Looking good, I just have a suggestion or three...
It looks like you need some triangulation in the front and rear suspension to prevent bending of your swing arms or failure of your welds when they are put under lateral loads (like when you're turning), bracing this will tighten up your steering by taking the give out of your current configuration. You can follow the same principals as when designing a 3/4 link type suspension. You're not using misalignable links (you're using a rigid swingarm), but the idea's work the same for making your swing arm rigid.
Fig. A are two of my suggestions for triangulation for lateral bracing, the GREEN option would be the most symmetrical and offer more strength from lateral loading in either direction, but the BLUE option is more material efficient, give you sufficient bracing, and would likely stand up to anything you'd be throwing at this cart. Alternately you could take the brace from the BLUE example, mirror it and make an X-type brace which would be stronger than either the BLUE or GREEN suggestions but that would likely be overkill for the application. Triangulation will take the strain off the welds and put it on the material. Without it you'll likely see fatigue/cracking at your welds over time, or an outright failure if you, say, take a corner to hard.
Fig. B illustrates what might happen to your front swing arm under lateral loads(denoted by the red arrow) without any triangulation in place. Without said triangulation you are creating a lever between your lateral beam and longitudinal links which could easily over strain your welds and possibly your swing arm pivot points, and might bend the links outright depending on the quality of your welds and amount of latteral loading you'll be seeing.
My second suggestion would be to provide some triangulation to the rear swing arm. I can't edit a photo but I suggest you start the brace just aft of your pivot and run it to near the bracket holding the middle shock. Then do the same thing on the other side. This will help with chain alignment and stiffen up the whole assembly.
My third suggestion is in regards to your roll cage. I would put another cross brace between the horizontal parallel tubes at the point when they start downward towards the front of the cage. I would also add some triangulation to the front of the cage, there's several places to do it, I'm sure you can figure it out. Also, I can't tell from the pics, but if there should be some triangulation at the rear of the cage as well.
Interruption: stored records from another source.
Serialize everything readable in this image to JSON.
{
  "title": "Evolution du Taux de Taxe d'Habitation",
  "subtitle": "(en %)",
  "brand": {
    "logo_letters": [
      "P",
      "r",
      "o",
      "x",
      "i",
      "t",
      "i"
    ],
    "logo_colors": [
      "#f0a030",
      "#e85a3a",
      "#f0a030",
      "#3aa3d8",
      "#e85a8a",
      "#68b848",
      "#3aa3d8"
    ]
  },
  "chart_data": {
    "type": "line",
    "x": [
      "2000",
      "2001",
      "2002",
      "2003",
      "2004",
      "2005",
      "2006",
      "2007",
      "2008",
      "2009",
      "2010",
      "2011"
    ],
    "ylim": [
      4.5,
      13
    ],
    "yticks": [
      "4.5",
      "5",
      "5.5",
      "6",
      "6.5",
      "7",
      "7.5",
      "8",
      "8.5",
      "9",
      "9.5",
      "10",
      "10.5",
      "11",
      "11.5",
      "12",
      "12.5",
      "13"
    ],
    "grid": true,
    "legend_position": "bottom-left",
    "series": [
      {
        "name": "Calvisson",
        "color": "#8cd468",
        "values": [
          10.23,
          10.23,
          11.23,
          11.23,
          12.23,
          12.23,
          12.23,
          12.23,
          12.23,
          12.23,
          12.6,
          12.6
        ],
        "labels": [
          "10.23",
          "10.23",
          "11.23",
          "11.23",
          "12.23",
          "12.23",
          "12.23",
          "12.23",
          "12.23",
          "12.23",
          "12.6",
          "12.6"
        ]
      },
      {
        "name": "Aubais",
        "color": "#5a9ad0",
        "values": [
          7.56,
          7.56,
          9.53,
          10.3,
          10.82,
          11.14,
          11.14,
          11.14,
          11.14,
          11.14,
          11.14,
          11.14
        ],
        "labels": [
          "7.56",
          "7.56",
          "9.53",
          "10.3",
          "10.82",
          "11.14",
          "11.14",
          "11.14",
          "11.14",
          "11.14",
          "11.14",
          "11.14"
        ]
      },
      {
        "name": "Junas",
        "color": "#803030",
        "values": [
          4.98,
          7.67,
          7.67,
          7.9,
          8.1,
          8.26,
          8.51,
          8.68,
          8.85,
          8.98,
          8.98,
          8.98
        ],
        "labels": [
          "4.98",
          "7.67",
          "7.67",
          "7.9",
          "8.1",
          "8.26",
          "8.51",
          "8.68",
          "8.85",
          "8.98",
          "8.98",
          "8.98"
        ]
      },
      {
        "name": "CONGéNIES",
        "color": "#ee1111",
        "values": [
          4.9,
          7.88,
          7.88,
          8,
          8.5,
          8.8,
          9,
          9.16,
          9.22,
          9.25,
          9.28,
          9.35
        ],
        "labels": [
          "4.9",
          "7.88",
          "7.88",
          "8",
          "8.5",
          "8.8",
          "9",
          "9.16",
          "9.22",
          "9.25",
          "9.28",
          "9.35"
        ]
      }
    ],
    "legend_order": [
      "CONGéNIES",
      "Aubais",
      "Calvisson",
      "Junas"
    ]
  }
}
You want to stay away from squares and boxes for anything you anticipate to see any load, this especially means suspension components and roll cages. Triangles prevent a cage from folding over and from the looks of your current cage, folding is exactly what it would do if someone managed to tip it. A box might hold up fine to a uniform load normal to its sides, like dropping a square flat, but drop a square on a corner and there will be nothing stopping it from deforming as you're applying levered load directly to its joints (corners) and all but bypassing the compression/tensile strength of the material. A triangle wont put levered loads on a joint and will rely on the materials compressive/tensile strength to distribute and absorb the shock/load.
A little lateral bracing on that steering column couldn't hurt either. Looks like it might have a bit of side to side play at the wheel as it stands now.
Anyway, hope this helps, and good luck. Looks like fun.